Amid political drama, it’s easy to forget that 1600 Pennsylvania Avenue in Washington, DC isn’t only the address of one of America’s branches of government - or a family home, America’s original work-from-home venue before WFH became a ‘thing’.
The White House is also a global symbol of the historic roots of democracy. And it’s one of the pre-eminent museums of the history of the United States.
It wasn’t always that way. This year, the White House Historical Association celebrates its 60th anniversary.
Six decades doesn’t seem very long, considering the history of the site. While the Republic began in the 18th century and the current White House dates back to the early 19th century, prior to 1961, the White House was no museum. It was treated as a rather ordinary executive mansion – one that changed occupants every four years, without any permanent caretaker of its legacy.
When the Kennedy administration moved into the White House, famously elegant and history-minded First Lady Jacqueline Kennedy discovered a hodge-podge of furnishings and design. One observer even noted much of the White House at the time contained non-descript ‘department store furniture’!
She immediately made it her mission to transform the White House into a museum of the history that had taken place within its walls, and a repository of the legacy of the ‘People’s House’ that would tell future generations the story of the building of a nation through the art, artefacts and furnishings that touched and reflected the lives of the nation-builders and two centuries of presidents and their families.
To assist her in her mission, she established the White House Historical Association. Entirely with donated funds, they scoured America and the world, tracking, recovering, acquiring and restoring, or re-creating art, furnishings and décor items that reflected the history of the White House.
Just a year later, on Valentine’s Day in 1962, the First Lady gave a televised tour of the White House Restoration that had record-breaking viewership and won the notoriously shy First Lady an Emmy award for her on-camera appearance. You can watch a clip of the tour here.
Her own legacy, the White House Historical Association, provides continuity throughout successive administrations, continuing to preserve and share the history and legacy of this living museum, even acquiring new pieces to reflect that history continues to be made even today. Since its founding, the Association has invested over a hundred million dollars – still entirely donated - to maintain and expand the White House as a museum.
You couldn’t call the White House ‘shabby’ now. Vivid colors in rooms with names like Blue Room, Green Room, Red Room, the sheen of gilded vases and clocks and frames that date to the earliest days of the Republic, sparkling chandeliers, a piano given by Theodore Steinway to FDR carved from mahogany with American eagle legs, iconic portraits of Presidents and First Ladies all the way back to George Washington, the State Dining Room that’s the country’s most exclusive dinner invitation, and a whole room dedicated to crystal, flatware, and china, used by nearly every President, as well as state china designed for different administrations provide something to inspire every visitor to the White House.
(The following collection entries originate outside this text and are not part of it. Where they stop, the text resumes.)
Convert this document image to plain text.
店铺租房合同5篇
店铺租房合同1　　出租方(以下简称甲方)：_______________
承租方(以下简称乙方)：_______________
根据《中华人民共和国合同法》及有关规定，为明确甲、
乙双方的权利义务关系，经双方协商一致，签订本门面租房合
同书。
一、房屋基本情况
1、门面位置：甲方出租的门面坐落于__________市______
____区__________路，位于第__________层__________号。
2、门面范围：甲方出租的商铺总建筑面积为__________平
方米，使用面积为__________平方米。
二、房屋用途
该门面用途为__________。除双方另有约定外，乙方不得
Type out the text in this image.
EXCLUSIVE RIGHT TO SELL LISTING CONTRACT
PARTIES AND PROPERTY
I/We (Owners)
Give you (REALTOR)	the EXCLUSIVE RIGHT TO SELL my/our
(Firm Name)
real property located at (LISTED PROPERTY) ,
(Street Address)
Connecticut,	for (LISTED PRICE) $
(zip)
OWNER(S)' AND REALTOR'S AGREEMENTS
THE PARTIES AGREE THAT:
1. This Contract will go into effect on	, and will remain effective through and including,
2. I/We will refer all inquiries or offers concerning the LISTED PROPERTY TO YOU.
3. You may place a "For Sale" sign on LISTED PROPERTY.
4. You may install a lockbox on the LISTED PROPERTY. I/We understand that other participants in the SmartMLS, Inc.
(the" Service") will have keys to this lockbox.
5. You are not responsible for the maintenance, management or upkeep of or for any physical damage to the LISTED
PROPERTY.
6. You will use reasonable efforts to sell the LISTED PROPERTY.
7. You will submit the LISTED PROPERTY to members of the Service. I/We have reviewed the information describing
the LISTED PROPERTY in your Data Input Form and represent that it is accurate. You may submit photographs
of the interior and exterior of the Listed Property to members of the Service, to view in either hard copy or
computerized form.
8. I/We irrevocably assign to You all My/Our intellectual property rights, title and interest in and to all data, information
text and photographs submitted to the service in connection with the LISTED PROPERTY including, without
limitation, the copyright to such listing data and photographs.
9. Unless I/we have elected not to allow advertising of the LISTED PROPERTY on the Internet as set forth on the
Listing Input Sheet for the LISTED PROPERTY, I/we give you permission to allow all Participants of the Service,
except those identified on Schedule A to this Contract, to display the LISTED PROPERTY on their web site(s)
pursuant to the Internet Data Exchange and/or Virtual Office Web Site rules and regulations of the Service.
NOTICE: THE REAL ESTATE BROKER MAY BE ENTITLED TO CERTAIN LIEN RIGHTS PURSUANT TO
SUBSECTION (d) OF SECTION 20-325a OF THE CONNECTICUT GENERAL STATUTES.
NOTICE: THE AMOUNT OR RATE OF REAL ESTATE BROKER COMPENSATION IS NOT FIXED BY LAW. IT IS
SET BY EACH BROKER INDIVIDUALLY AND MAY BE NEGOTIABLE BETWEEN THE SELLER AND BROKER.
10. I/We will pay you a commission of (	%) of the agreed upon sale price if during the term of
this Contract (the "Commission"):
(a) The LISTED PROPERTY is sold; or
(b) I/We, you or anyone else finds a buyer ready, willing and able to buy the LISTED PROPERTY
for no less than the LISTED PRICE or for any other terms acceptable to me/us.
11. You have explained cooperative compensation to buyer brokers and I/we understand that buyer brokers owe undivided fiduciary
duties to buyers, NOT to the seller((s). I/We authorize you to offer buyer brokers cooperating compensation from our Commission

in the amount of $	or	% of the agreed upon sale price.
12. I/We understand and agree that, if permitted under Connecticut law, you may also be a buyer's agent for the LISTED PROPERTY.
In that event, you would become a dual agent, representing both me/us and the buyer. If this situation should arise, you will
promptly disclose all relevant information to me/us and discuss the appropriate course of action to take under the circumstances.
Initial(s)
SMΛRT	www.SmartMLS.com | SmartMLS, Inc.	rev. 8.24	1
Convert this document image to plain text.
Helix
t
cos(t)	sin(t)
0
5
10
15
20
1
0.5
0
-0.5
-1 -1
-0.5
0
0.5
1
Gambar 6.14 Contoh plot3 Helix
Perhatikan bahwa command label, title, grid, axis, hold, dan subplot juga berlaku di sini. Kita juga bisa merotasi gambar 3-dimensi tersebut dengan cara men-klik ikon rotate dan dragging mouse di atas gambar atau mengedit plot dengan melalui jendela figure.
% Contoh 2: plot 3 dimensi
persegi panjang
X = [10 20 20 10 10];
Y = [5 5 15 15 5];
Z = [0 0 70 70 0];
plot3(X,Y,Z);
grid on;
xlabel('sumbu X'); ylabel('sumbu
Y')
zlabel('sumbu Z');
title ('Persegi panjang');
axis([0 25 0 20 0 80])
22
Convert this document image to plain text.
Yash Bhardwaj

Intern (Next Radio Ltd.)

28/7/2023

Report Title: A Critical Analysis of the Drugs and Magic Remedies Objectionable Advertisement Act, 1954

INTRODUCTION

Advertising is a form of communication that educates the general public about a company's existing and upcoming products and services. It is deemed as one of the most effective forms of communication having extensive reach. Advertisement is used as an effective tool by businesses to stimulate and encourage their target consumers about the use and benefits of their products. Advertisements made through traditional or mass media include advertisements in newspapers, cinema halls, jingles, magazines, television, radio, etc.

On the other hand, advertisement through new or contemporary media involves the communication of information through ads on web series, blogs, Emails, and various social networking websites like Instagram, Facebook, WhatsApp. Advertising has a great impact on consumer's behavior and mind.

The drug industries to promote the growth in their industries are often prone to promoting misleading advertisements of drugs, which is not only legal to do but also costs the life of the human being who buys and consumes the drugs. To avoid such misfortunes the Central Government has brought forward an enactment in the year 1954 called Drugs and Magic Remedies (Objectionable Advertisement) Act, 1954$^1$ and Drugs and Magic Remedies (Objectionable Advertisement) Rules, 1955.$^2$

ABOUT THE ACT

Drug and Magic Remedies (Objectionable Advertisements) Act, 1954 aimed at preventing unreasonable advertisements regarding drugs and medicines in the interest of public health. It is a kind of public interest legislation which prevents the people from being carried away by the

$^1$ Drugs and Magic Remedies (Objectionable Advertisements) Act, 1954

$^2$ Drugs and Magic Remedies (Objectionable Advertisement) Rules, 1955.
The White House today sees a million visitors each year in addition to the dignitaries, heads of state and culture and business who are welcomed through its doors.
The 60th anniversary of the White House Historical Association coincides with a year of disrupted travel, but thanks to Google Arts & Culture, you can still take a virtual tour of the White House, indoors and outdoors. Don’t miss the Vermeil Room, where portraits of First Ladies, including White House Historical Association founder Jacqueline Kennedy, hang in honor.
To celebrate its anniversary, the White House Historical Association has issued a new logo with the image of the White House South Façade in 1961; a signature book ‘Designing Camelot: The Kennedy White House Restoration’; a special tribute to Mrs. Kennedy in addition to the annual luncheon to mark her July 28th birthday; and new episodes of the Association’s ‘The 1600 Sessions’ podcasts that bring experts and luminaries into discussions about the defining times and people who made history the White House.